Something kris kringle crazy happened to me this Christmas. I was completely satisfied. Get. over. myself. I’m serious.
For the first time, 3 year-old Dylan was understanding and buying this whole big, overweight guy in a red suit is breaking into our apartment and bringing you gifts thing. Solid. Christmas eve, she dictated a letter to Santa. It read, “Thank you for the gifts. I would like a kitchen in a box. Watch out for the mouse traps.” We left St. Nicky skim milk and low fat animal crackers. If the guy has a heart attack, it won’t be on our backs.
Turns out wrapping gifts in newspaper (although totally eco-friendly) looks completely ghetto. Plus it leaves nasty newsprint all over everyone’s hands. Nothing jingle or jolly about it. Must find cool recycled wrapping paper option for next year’s festivities.

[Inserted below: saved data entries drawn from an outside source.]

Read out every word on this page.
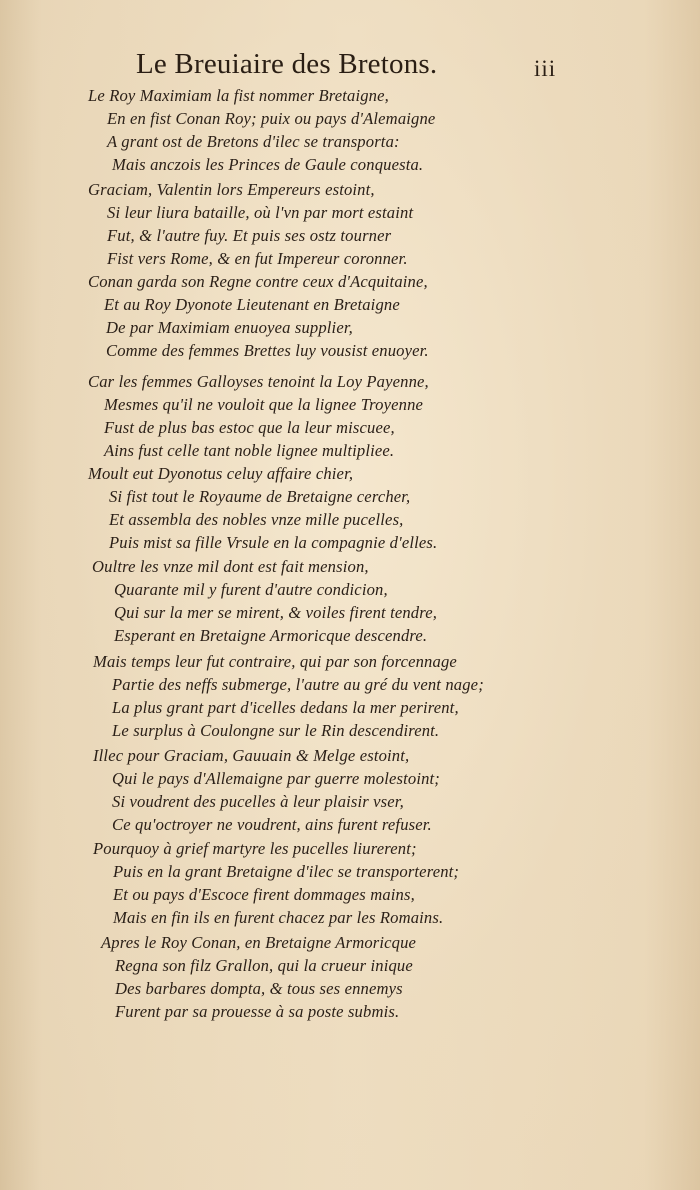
Le Breuiaire des Bretons.	iii
Le Roy Maximiam la fist nommer Bretaigne,
En en fist Conan Roy; puix ou pays d'Alemaigne
A grant ost de Bretons d'ilec se transporta:
Mais anczois les Princes de Gaule conquesta.
Graciam, Valentin lors Empereurs estoint,
Si leur liura bataille, où l'vn par mort estaint
Fut, & l'autre fuy. Et puis ses ostz tourner
Fist vers Rome, & en fut Impereur coronner.
Conan garda son Regne contre ceux d'Acquitaine,
Et au Roy Dyonote Lieutenant en Bretaigne
De par Maximiam enuoyea supplier,
Comme des femmes Brettes luy vousist enuoyer.
Car les femmes Galloyses tenoint la Loy Payenne,
Mesmes qu'il ne vouloit que la lignee Troyenne
Fust de plus bas estoc que la leur miscuee,
Ains fust celle tant noble lignee multipliee.
Moult eut Dyonotus celuy affaire chier,
Si fist tout le Royaume de Bretaigne cercher,
Et assembla des nobles vnze mille pucelles,
Puis mist sa fille Vrsule en la compagnie d'elles.
Oultre les vnze mil dont est fait mension,
Quarante mil y furent d'autre condicion,
Qui sur la mer se mirent, & voiles firent tendre,
Esperant en Bretaigne Armoricque descendre.
Mais temps leur fut contraire, qui par son forcennage
Partie des neffs submerge, l'autre au gré du vent nage;
La plus grant part d'icelles dedans la mer perirent,
Le surplus à Coulongne sur le Rin descendirent.
Illec pour Graciam, Gauuain & Melge estoint,
Qui le pays d'Allemaigne par guerre molestoint;
Si voudrent des pucelles à leur plaisir vser,
Ce qu'octroyer ne voudrent, ains furent refuser.
Pourquoy à grief martyre les pucelles liurerent;
Puis en la grant Bretaigne d'ilec se transporterent;
Et ou pays d'Escoce firent dommages mains,
Mais en fin ils en furent chacez par les Romains.
Apres le Roy Conan, en Bretaigne Armoricque
Regna son filz Grallon, qui la crueur inique
Des barbares dompta, & tous ses ennemys
Furent par sa prouesse à sa poste submis.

Plus, Santa somehow forgot to put the kitchen set together the night before. God, no one is full service anymore. So tired, draggin’ Rick had to pick up the Santa slack on xmas morning. Still, Dylan was in holiday heaven opening all her gifts and (when no one was looking) Summer’s presents too. And Summer was blissfully climbing on the half-assembled kitchen set and smittenly gazing at her pop. Could everyone really be this happy? Where’s the morning meltdown?

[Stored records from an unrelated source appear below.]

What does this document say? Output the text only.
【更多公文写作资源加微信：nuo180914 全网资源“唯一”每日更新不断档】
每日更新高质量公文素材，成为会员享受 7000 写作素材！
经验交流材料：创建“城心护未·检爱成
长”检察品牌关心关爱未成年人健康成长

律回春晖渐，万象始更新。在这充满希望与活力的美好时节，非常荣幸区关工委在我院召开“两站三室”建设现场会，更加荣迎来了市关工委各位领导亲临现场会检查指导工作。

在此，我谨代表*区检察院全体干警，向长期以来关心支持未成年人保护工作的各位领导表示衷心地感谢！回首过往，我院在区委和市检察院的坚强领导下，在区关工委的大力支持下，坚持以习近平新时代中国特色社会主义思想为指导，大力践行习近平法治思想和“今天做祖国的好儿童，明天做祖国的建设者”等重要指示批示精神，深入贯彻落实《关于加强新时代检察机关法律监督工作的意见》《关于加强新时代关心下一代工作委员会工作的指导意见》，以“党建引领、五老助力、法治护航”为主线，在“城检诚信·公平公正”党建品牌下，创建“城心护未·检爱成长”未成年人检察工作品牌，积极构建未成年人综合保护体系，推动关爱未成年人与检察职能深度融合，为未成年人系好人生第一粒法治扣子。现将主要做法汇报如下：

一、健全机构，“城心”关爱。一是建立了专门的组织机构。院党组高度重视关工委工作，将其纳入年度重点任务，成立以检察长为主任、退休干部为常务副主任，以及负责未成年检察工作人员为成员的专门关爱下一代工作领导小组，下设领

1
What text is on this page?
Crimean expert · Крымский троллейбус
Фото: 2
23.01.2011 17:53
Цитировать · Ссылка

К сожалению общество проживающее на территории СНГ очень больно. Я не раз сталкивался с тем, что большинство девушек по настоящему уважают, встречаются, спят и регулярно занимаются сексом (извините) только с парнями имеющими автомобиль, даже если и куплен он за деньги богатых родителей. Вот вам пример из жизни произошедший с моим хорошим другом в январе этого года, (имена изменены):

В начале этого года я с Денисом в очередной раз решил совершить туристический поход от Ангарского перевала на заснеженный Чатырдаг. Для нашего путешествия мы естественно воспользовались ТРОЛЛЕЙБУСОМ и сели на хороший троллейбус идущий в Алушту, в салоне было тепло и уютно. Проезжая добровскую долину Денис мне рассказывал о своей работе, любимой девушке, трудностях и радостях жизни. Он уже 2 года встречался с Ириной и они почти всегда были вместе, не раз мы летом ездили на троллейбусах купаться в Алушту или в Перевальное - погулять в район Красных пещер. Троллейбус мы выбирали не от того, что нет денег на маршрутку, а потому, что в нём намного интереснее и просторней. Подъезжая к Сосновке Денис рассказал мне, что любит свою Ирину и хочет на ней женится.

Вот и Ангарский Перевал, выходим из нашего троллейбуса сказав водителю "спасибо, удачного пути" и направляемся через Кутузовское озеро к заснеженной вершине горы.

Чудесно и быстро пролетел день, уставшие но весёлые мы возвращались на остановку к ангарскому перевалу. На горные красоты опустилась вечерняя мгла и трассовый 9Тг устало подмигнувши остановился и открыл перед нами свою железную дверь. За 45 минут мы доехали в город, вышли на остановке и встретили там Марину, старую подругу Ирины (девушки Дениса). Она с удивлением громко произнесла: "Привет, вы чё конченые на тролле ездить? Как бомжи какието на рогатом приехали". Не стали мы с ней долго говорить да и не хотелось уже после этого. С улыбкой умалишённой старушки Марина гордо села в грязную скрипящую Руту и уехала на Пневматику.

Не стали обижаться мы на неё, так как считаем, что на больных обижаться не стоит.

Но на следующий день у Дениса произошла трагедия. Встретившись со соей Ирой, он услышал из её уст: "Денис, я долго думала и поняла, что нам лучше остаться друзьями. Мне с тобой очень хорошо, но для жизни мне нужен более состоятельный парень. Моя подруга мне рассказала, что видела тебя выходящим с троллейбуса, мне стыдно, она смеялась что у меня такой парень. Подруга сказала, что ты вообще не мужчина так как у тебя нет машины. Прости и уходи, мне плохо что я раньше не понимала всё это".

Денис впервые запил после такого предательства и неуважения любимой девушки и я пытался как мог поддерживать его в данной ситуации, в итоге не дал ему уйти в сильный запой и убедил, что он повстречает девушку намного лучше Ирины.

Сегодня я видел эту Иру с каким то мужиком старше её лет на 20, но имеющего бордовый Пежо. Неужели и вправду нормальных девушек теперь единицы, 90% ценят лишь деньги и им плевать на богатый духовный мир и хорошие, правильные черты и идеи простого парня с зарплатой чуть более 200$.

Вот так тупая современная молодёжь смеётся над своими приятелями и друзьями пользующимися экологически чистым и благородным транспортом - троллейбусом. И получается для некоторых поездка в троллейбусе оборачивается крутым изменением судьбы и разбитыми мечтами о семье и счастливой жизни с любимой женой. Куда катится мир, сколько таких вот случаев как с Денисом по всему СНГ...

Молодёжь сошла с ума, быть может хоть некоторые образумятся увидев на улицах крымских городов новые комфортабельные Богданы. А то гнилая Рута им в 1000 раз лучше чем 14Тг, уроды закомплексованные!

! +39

Then we drove to Connecticut to visit my family. Not a smidge of traffic. Not even a slight slow down from 65 mph to 60 mph because some guy is pulled over, taking a whiz on the side of the highway. Nothing. Speaking of urine (such a gee-ross word), I had to pee twice on the 2 hour drive. 3 year-old Dylan, only once. That gal has better bladder control than her mother. Or maybe, she didn’t drink a grande skim mocha just as we got onto the West Side Highway.
I just ADORE Starbucks for being open on the holiday. Oh, don’t feel sorry for the baristas. I wished them a very chipper, cheery Merry Christmas. Come on, I’m sure they make time and a half. Don’t they?!
On the drive, we also learned that age old baby proverb to be true, “If your 1 year-old is too quiet in the back, she is probably eating a chocolate flavored lip smacker.” And the lesser known addendum, “She will be very angry when you attempt to take the lip smacker away and substitute it with a different food source.” But Summer, in the spirit of the holiday, quickly got over it. Because apparently, as my brother-in-law Erik like to say, that’s how she rolls.
The remainder of the day just kept going like that. Presents. Laughter. Cocktails. Yummy eats. Chocolate mint brownies. More good times with funny, fabulous family. I was practically nauseous from all the happiness. These aren’t the holidays I remember. I guess the tinsel times they are a changin’. I think I’ll roll with it.